So much for my big talk about accepting the reality of the situation and letting go.
I just talked to my clinic and got my blood results from a few weeks back – my AMH is 0.15, FSH is 7.71 and Estrodial is 108, which means I officially fall into the category of “unsuitable for IVF”. I always thought IVF was the last resort and here I am once again contemplating what you do when you’re too far gone even for the last resort to be an option.
I thought I was prepared for this. I knew it would be hard, but I thought I was ready for the finality of it. Turns out I’m not. There was one last shred of secret hope growing in my heart like a tough and hardy weed, and tearing it out has reopened the wound and I am drowning.
It’s so unfair. It’s just so fucking unfair.
I have learned the course of this grief by now – this pain has a road map. I know I’ll spend the rest of the day huddled into myself, quietly crying and trying to hold it all together. The night will pass sleeplessly as I’m washed with waves of guilt and anger and loss. (Thank god my husband is out of town. He’s seen this scene a few too many times now, and it makes him feel helpless and alone). Tomorrow will pass in a gray haze of sadness and the next day, if I’m lucky, I’ll be able to start trying to rebuild myself and incorporate this new knowledge into my new self concept. The knowledge that I am barren. At 36. That I carried one child that was my own flesh and blood, I lost it, and that I’ll never have that chance again.
I know I’m extremely lucky, that I have my sister and that she is willing to donate her eggs to us. But right now I think I’m just going to let myself mourn for all that I’ve lost – today, and through this whole process. Maybe tomorrow I’ll be able to be brave again.

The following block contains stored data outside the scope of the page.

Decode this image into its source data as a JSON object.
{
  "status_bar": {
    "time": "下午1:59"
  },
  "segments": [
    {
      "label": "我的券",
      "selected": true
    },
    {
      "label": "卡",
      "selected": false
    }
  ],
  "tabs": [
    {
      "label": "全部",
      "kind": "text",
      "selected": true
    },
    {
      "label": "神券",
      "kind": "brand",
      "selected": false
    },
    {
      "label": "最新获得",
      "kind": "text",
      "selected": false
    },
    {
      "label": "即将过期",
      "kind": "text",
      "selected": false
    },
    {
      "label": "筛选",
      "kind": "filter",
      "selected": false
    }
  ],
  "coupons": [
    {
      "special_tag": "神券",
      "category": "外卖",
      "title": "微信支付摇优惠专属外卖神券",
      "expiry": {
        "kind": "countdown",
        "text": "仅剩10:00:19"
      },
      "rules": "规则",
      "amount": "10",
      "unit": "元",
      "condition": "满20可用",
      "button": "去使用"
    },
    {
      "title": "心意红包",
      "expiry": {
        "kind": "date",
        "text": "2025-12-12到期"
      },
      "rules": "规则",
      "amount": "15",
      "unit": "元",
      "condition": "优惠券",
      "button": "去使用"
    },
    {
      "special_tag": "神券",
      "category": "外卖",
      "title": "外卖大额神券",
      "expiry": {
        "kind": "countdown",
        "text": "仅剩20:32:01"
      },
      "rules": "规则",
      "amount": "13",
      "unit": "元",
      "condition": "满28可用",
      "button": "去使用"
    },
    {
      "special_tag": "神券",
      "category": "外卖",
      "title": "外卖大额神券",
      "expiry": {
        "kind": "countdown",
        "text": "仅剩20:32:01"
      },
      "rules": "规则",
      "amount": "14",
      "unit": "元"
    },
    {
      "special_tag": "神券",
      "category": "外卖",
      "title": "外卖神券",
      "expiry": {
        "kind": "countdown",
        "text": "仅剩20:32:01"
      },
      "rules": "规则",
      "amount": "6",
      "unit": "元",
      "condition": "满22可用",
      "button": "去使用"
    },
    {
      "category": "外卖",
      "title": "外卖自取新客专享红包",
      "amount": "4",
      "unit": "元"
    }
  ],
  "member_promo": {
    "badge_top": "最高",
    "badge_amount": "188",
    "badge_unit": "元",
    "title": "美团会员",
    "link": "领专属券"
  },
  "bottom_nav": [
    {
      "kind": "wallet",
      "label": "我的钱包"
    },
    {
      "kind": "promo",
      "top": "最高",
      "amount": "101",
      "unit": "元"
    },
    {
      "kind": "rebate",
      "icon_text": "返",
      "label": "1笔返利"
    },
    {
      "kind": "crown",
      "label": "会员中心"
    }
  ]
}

How heartbreaking. I’m so sorry.
I am so sorry to hear this news. I think you definitely need to take the time to mourn this. It’s a huge deal. While it’s awesome you have your sister as a backup plan, it isn’t exactly what you had planned so it’s totally ok if you aren’t feeling especially lucky right now.
I am sorry.
I am so sorry, my thoughts are with you xxx
So sorry to hear this.
I am so sorry that you got this news and are dealing with this. Even though you have the option of your sister, it is still very important to mourn. We are doing DE/IVF, and my opinion/experience, you need to give yourself as much time as you need to mourn the loss of our genetic child before moving on. You need to make sure that you are 100% confident and excited about your decision before moving forward. I have posted about this a lot on y blog if you are interested! I am so sorry for your loss and am sending you positive energy!